In the Biology section, PMC syllabus has seven chapters, out of a total 20, which are not in the UHS curriculum. These include Prokaryotes, Protests and Fungi, Diversity among plants, Diversity among animals, Support and Movement (excluding muscles), Growth and Development/Development and Aging, and Man and his environment.

Several topics including nutrition, human nervous system, endocrine system of man, sexually transmitted diseases, male and female infertility, in-vitro fertilization, miscarriage, abortion, sex determination, sex linkages, chromosome theory of inheritance, genome maps, tissue culture, development of vaccines in biotechnology, DNA testing, DNA profiling, goals of human genome project, etc., have not been prepared by the students in Punjab as these topics were not included in the UHS syllabus.

Biology has the highest weightage (40pc) in MDCAT paper with 80 questions from the section out of total 200 multiple choice questions. Chemistry has 60 (30pc), Physics 40 (20pc), and English 20 (10pc) questions, he said. Same was the case with the Chemistry paper.

The official said the students feared that the new syllabus will put, especially, the candidates from Punjab at a disadvantage as compared to the students of other provinces (especially in case of admissions to private sector institutions) as the latter prepare from FSc books with no prescribed syllabus for MDCAT.
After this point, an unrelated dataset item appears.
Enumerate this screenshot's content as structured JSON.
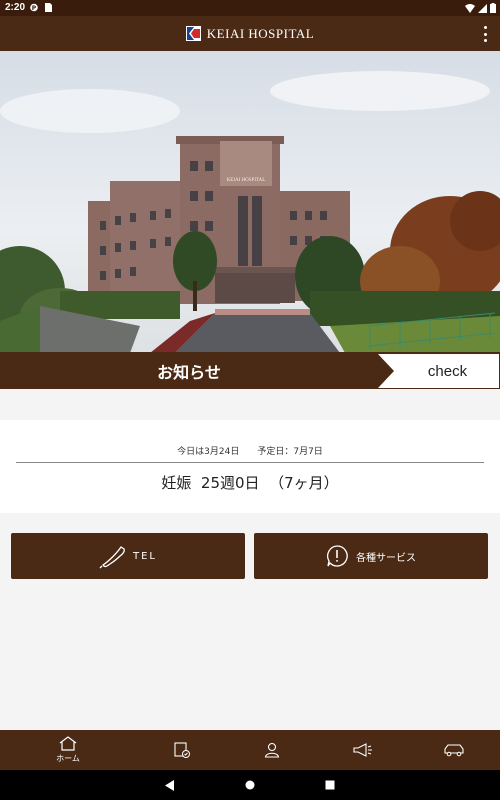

Some argue that the UHS syllabus was short for a reason. It was a ‘common core’ syllabus prepared as a result of an exercise termed as ‘cross validation’ in which only those topics that are common to both FSc and A-level streams of education were selected and the rest was excluded from the MDCAT syllabus.

Reponding to concerns of the students, the PMC announced rectification of the topics or subjects after the exams being conducted on Nov 15.

Uploading its decision on its website, the PMC stated that if any question found to be out of syllabus, it shall be removed from the scoring by the Examination Paper Review Committee immediately for all students.

“All the objections will be reviewed immediately after completion of the MDCAT exam on Nov 15 and any question found to be outside the identified syllabus, it shall be removed from the scoring”, the PMC states.